Antiparkinson concentrations of pramipexole and PHNO occupy dopamine D2High and D3High receptors

Because the high-affinity state of dopamine D2 receptors, D2(High), is the functional state of D2, and because the proportion of D2 receptors in the high-affinity state correlates with dopamine behavioral supersensitivity, the present study was designed to determine the affinities of antiparkinson dopamine agonists at the D2(High) site by means of competition with [H-3]domperidone. In contrast to [I-125]iodosulpride or [H-3]spiperone, which are not sensitive to low concentrations of dopamine agonists, [H-3]domperidone readily reveals dissociation constants (K-i) for antiparkinson agonists at D2(High) and D3(High) receptors.
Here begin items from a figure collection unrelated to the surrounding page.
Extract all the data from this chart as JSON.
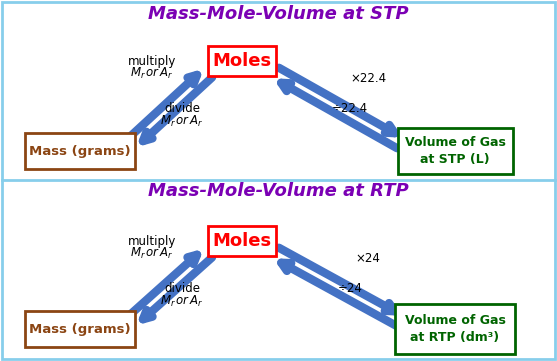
{
  "title_stp": "Mass-Mole-Volume at STP",
  "title_rtp": "Mass-Mole-Volume at RTP",
  "title_color": "#7B00B4",
  "title_fontsize": 13,
  "outer_border_color": "#87CEEB",
  "divider_color": "#87CEEB",
  "mass_box_color": "#8B4513",
  "volume_stp_box_color": "#006400",
  "volume_rtp_box_color": "#006400",
  "moles_border_color": "#FF0000",
  "moles_text_color": "#FF0000",
  "arrow_color": "#4472C4",
  "multiply_label": "multiply",
  "divide_label": "divide",
  "moles_label": "Moles",
  "mass_label": "Mass (grams)",
  "volume_stp_label": "Volume of Gas\nat STP (L)",
  "volume_rtp_label": "Volume of Gas\nat RTP (dm³)",
  "times_stp": "×22.4",
  "divide_stp": "÷22.4",
  "times_rtp": "×24",
  "divide_rtp": "÷24"
}
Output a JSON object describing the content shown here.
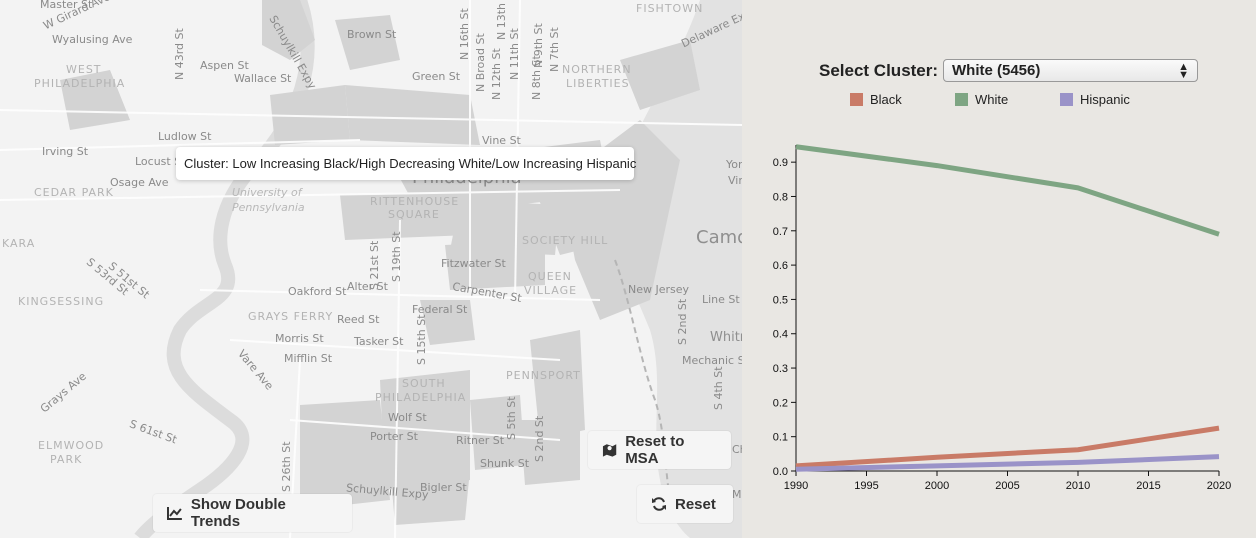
{
  "map": {
    "tooltip": "Cluster: Low Increasing Black/High Decreasing White/Low Increasing Hispanic",
    "labels": {
      "master": "Master St",
      "girard": "W Girard Ave",
      "wyalusing": "Wyalusing Ave",
      "west_phila_1": "WEST",
      "west_phila_2": "PHILADELPHIA",
      "aspen": "Aspen St",
      "wallace": "Wallace St",
      "n43": "N 43rd St",
      "schuylkill": "Schuylkill Expy",
      "brown": "Brown St",
      "green": "Green St",
      "n16": "N 16th St",
      "broad": "N Broad St",
      "n12": "N 12th St",
      "n11": "N 11th St",
      "n9": "N 9th St",
      "n8": "N 8th St",
      "n13": "N 13th St",
      "n7": "N 7th St",
      "northern1": "NORTHERN",
      "northern2": "LIBERTIES",
      "fishtown": "FISHTOWN",
      "delaware": "Delaware Exp",
      "vine": "Vine St",
      "ludlow": "Ludlow St",
      "irving": "Irving St",
      "locust": "Locust St",
      "osage": "Osage Ave",
      "cedar": "CEDAR PARK",
      "philadelphia": "Philadelphia",
      "upenn1": "University of",
      "upenn2": "Pennsylvania",
      "rittenhouse1": "RITTENHOUSE",
      "rittenhouse2": "SQUARE",
      "society": "SOCIETY HILL",
      "camden": "Camde",
      "york": "York",
      "vine2": "Vine",
      "kara": "KARA",
      "s51": "S 51st St",
      "s53": "S 53rd St",
      "s21": "S 21st St",
      "s19": "S 19th St",
      "fitzwater": "Fitzwater St",
      "queen1": "QUEEN",
      "queen2": "VILLAGE",
      "alter": "Alter St",
      "carpenter": "Carpenter St",
      "oakford": "Oakford St",
      "federal": "Federal St",
      "newjersey": "New Jersey",
      "line": "Line St",
      "kingsessing": "KINGSESSING",
      "grays_ferry": "GRAYS FERRY",
      "reed": "Reed St",
      "morris": "Morris St",
      "tasker": "Tasker St",
      "mifflin": "Mifflin St",
      "vare": "Vare Ave",
      "s15": "S 15th St",
      "s2nd": "S 2nd St",
      "whitm": "Whitm",
      "mechanic": "Mechanic St",
      "south1": "SOUTH",
      "south2": "PHILADELPHIA",
      "pennsport": "PENNSPORT",
      "s4th": "S 4th St",
      "grays_ave": "Grays Ave",
      "wolf": "Wolf St",
      "porter": "Porter St",
      "ritner": "Ritner St",
      "shunk": "Shunk St",
      "s5th": "S 5th St",
      "s2nd_b": "S 2nd St",
      "s61": "S 61st St",
      "elmwood1": "ELMWOOD",
      "elmwood2": "PARK",
      "s26": "S 26th St",
      "bigler": "Bigler St",
      "schuylkill2": "Schuylkill Expy",
      "ch": "Ch",
      "mc": "Mc"
    },
    "buttons": {
      "reset_msa": "Reset to MSA",
      "reset": "Reset",
      "double_trends": "Show Double Trends"
    }
  },
  "panel": {
    "select_label": "Select Cluster:",
    "select_value": "White (5456)",
    "legend": [
      {
        "label": "Black",
        "color": "#c97b67"
      },
      {
        "label": "White",
        "color": "#7ea583"
      },
      {
        "label": "Hispanic",
        "color": "#9a93c8"
      }
    ]
  },
  "chart_data": {
    "type": "line",
    "x": [
      1990,
      2000,
      2010,
      2020
    ],
    "x_ticks": [
      "1990",
      "1995",
      "2000",
      "2005",
      "2010",
      "2015",
      "2020"
    ],
    "y_ticks": [
      "0.0",
      "0.1",
      "0.2",
      "0.3",
      "0.4",
      "0.5",
      "0.6",
      "0.7",
      "0.8",
      "0.9"
    ],
    "xlim": [
      1990,
      2020
    ],
    "ylim": [
      0,
      0.95
    ],
    "series": [
      {
        "name": "White",
        "color": "#7ea583",
        "values": [
          0.945,
          0.89,
          0.825,
          0.69
        ]
      },
      {
        "name": "Black",
        "color": "#c97b67",
        "values": [
          0.015,
          0.04,
          0.062,
          0.125
        ]
      },
      {
        "name": "Hispanic",
        "color": "#9a93c8",
        "values": [
          0.005,
          0.015,
          0.025,
          0.042
        ]
      }
    ]
  }
}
The K-i values for the human cloned D2(High) and D3(High) receptors, respectively, were 19 and 9 nM for pramipexole, 0.24 and 0.6 nM for (+)PHNO, 0.7 and 1.3 nM for bromocriptine, 0.5 and 2.6 nM for apomorphine, and 0.09 and 0.25 nM for (-)N-propylnorapomorphine. After correcting for the fraction of drug bound to plasma proteins, the known clinical concentrations in plasma or plasma water of these drugs, including pramipexole and (+)PHNO, are sufficient to High occupy and activate the high-affinity state of D2, D2, in treating Parkinson's disease. The D3(High) receptors are less selectively occupied by (+)PHNO, bromocriptine, apomorphine, and (-)NPA.